Bei akuter Erkrankung werden Akupunktursitzungen relativ häufig durchgeführt (bis zu einmal täglich). Bei chronischer Erkrankung meist ein bis zweimal pro Woche (6 – 10 Wochen lang). Eine Sitzung dauert zwischen 20 und 45 Minuten). In der Reget sind bei akuten Erkrankungen 3 – 6 Sitzungen, bei chronischen 12 – 20 Sitzungen erforderlich. Eine Auffrischungsbehandlung kann erforderlich sein.

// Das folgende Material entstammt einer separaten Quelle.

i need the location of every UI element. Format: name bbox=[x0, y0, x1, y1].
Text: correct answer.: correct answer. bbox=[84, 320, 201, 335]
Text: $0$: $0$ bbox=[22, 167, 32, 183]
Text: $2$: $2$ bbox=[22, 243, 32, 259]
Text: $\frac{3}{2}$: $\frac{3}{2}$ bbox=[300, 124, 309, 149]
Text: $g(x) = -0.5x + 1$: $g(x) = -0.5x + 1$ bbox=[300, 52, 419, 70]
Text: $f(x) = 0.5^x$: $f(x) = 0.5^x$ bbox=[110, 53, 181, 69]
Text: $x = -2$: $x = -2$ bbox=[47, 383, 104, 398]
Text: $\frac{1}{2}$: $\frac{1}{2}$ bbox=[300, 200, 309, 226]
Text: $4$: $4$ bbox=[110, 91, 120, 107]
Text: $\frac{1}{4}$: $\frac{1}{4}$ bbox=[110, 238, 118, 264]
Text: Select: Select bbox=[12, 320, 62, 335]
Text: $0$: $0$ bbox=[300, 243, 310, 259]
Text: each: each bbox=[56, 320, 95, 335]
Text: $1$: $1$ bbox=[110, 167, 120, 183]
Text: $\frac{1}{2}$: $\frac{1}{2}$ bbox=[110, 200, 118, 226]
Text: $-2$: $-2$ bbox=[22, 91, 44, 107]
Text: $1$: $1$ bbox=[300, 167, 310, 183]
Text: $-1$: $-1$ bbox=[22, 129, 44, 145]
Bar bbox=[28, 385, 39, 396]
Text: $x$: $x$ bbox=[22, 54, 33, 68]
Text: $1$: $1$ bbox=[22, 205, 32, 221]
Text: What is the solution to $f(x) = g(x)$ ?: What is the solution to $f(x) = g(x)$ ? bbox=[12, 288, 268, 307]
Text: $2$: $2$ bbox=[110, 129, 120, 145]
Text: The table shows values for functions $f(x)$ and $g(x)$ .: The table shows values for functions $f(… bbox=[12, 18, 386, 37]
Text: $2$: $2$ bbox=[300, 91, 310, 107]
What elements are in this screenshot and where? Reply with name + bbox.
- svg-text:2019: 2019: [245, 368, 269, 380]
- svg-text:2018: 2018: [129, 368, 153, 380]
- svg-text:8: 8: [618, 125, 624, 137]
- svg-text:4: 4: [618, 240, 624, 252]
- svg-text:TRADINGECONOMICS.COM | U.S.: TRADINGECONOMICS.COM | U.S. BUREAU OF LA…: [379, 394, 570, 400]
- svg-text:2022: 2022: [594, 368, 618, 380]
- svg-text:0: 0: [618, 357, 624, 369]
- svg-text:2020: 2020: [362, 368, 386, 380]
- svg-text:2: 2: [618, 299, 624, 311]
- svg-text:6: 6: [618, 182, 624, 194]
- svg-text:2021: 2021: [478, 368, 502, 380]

Bei uns ist die Akupunktur in den letzten Jahren immer mehr in das Interesse der Patienten und der Forschung gerückt. Inzwischen ist sie in Deutschland weit verbreitet. Die Wirkung der Akupunktur ist in zahlreichen experimentellen Studien nachgewiesen worden. Es ist bekannt, dass die Akupunktur über Nervenbahnen auch in entfernten Körperregionen wirksam sein kann. An der Wirkung sind unter anderem Endorphine – körpereigene Opiate – beteiligt. Sie spielen eine wichtige Rolle bei der Schmerzlinderung. Die Akupunktur beeinflusst auch innere Organe, Schmerzen, das Immunsystem und psychische Prozesse.

Akupunktur hat sich auf u.a. folgenden Gebieten bewährt:
HNO -Erkrankungen, Allergien, Erkrankungen des Stütz- und Bewegungssystems und Erkrankungen im Bereich der Lunge

Die Akupunktur wird in der HNO-Praxis vorwiegend aber nicht ausschließlich bei HNO – Erkrankungen eingesetzt, da sie ein ganzheitliches Heilverfahren ist, das alle Bereiche Ihres Körpers miteinbezieht.

Die gesetzlichen Krankenkassen bezahlen die Akupunktur nur bei chronischen Knie- und Rückenbeschwerden und nur bei bestimmten Ärzten.